Wednesday, June 11, 2014


                                       THIS BUSINESS OF CREATIVITY
                                                   By Patricia Garfinkel

As writers, we take pride in our creativity, its mystique and uniqueness, the magic of putting pen to paper and out of words as ordinary as our conversation, make unimagined structures of thought.  Beyond this elation there is sometimes a pretence that art – writing, painting, musical composition – requires the indefinable “process of creativity” while fields such as science, mathematics and engineering require only high intelligence to elucidate an ever increasing array of facts.  While we tend to see art as creating something new, as artists we are apt to view science as merely unearthing something that already existed but that until the moment
of  revelation we were not smart enough to see.

However, the process, if we can call it that, for art as well as for science, is fundamentally the same, despite the obvious – that the results differ in form.

Of Copernicus’ thesis that the Earth moved around the Sun, renowned mathematician, natural scientist and writer Jacob Bronowski asks, When did Copernicus go out and record this fact with his camera?  What appearance in nature prompted his outrageous guess?  And in what odd sense is this guess to be called a neutral record of fact?”  When Copernicus wrote, “The Earth conceives from the Sun,” he could not have concluded this by filling endless notebooks with myriad routine calculations.  First he had to make the giant leap of imagination that would catapult his focus to the Sun, from whose perspective the orbits of the planets seemed simpler, more logical.

In the creative process, the artist and the scientist alike, bring forth an image, whether it be, “The apparition of these faces in the crowd;/ Petals on a wet black bough,”or the Sun as the center of the universe.  Bronowski is more concise when he tells us, “To the person who makes the theory, it may seem as inevitable as the ending of Othello must have seemed to Shakespeare.”
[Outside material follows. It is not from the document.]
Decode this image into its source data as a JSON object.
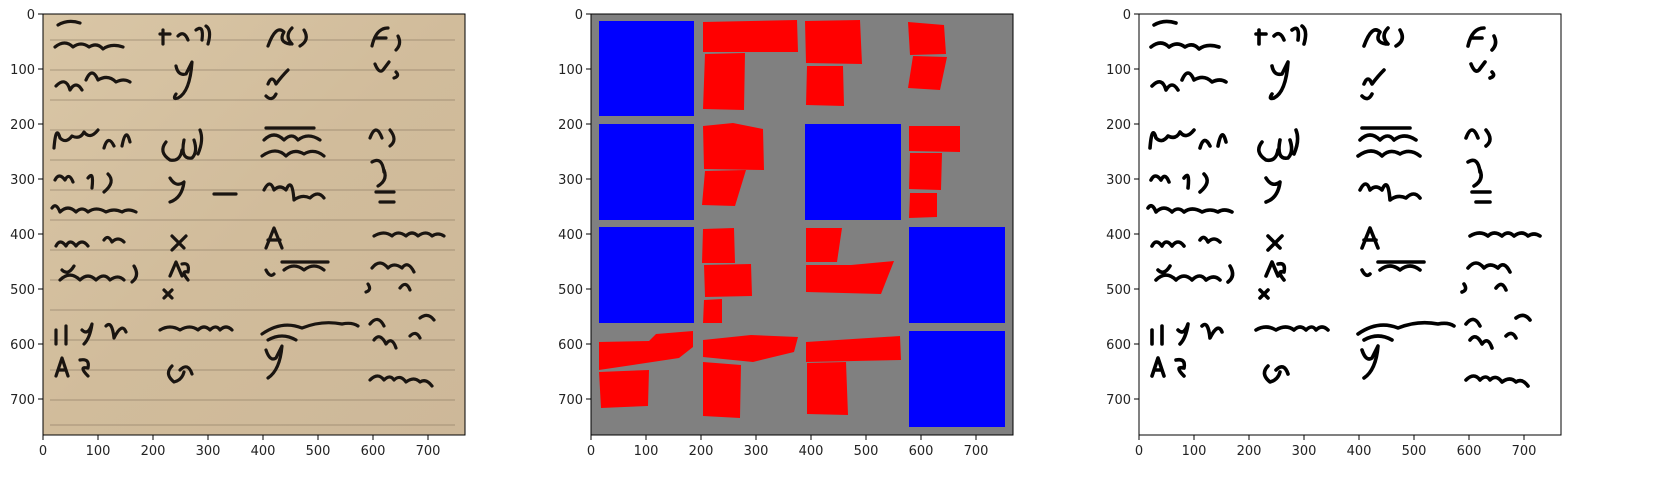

 C.P. Snow described art and science as two distinct and separate cultures despite the fact that he lived in each.  As both a scientist and a writer, with 11 novels to his credit, he insisted that “in the process of making a discovery, however humble it is, one can’t help feeling an awareness of beauty.”  The subjective experience, the aesthetic satisfaction, seems exactly the same as the satisfaction one gets from writing a poem or a novel, or composing a piece of music.”  I would also challenge that one surpasses the other in universal beauty.

Perhaps what we cannot challenge in this amorphous process of creativity is that, in all its forms, it brings order out of chaos.  The artist faces this chaos before being able to bring about the integration of the work.  The scientist faces similar fragmentation in an effort to comprehend nature.  Both must risk giving up the more conscious and analytical frame of mind to be open to the lower-level primary
process thinking of the unconscious that scans a million possibilities and then projects the missing order into reality. 

Neither artists nor scientists own the territory of creativity.  Each is blessed with a gift that enhances and advances the world.